Here’s what they found:
- Pedestrianization actually increases retail sales volumes
- Geographic location within a city tends to be insignificant
- The two key factors for driving revenue are: (1) store density and (2) store category
- For store category, the largest positive effect was observed for cafes, restaurants, bars, and other non-tradeable, local consumption activities
What this last point is saying is that people, at least in Spanish cities, tend to prefer pedestrian-friendly environments when it comes to experience-based activities. And that makes complete sense. On the other hand, if you’re just running out for a little toilet paper and hemorrhoid cream, having a nice pedestrian-first experience is less critical. And this also makes sense.

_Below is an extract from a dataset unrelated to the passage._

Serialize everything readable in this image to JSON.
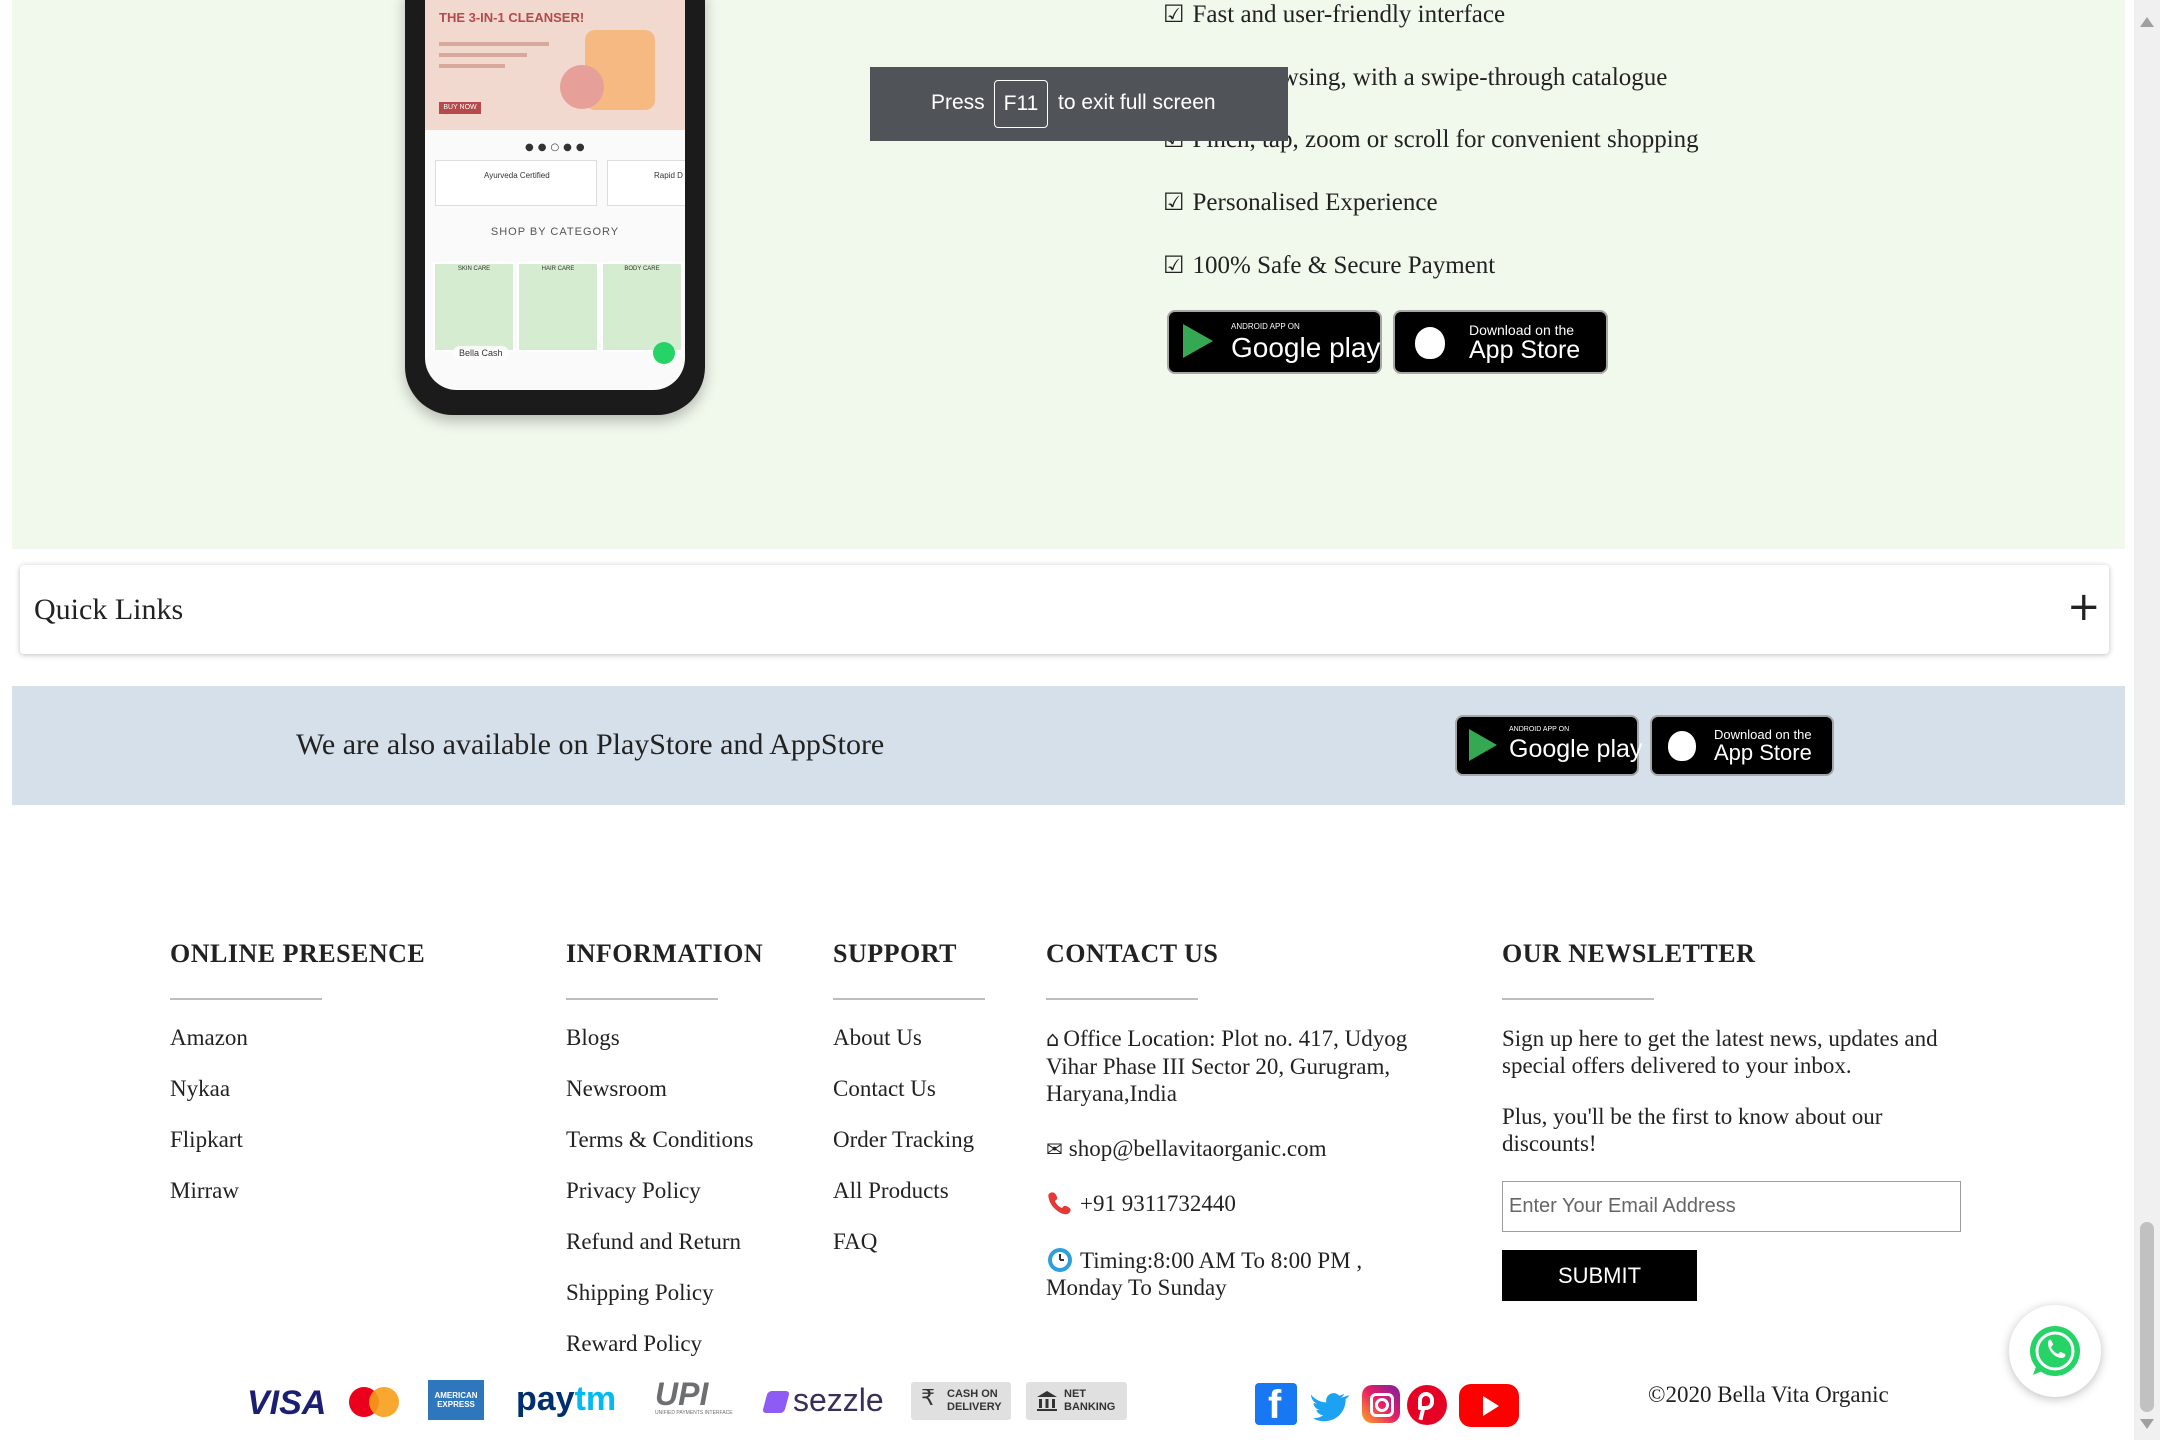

Some of you, I’m sure, will correctly point out that Spain has, on average, better weather compared to a place like Canada. And that their store densities and overall densities are likely higher, and that they have deep historic urban fabrics to rely on. All of these things are certainly factors. But I don’t think any of this should stop us from working to better optimize our cities for pedestrians. There are lots of successful examples all across Canada. It can work. Just look at Market Street.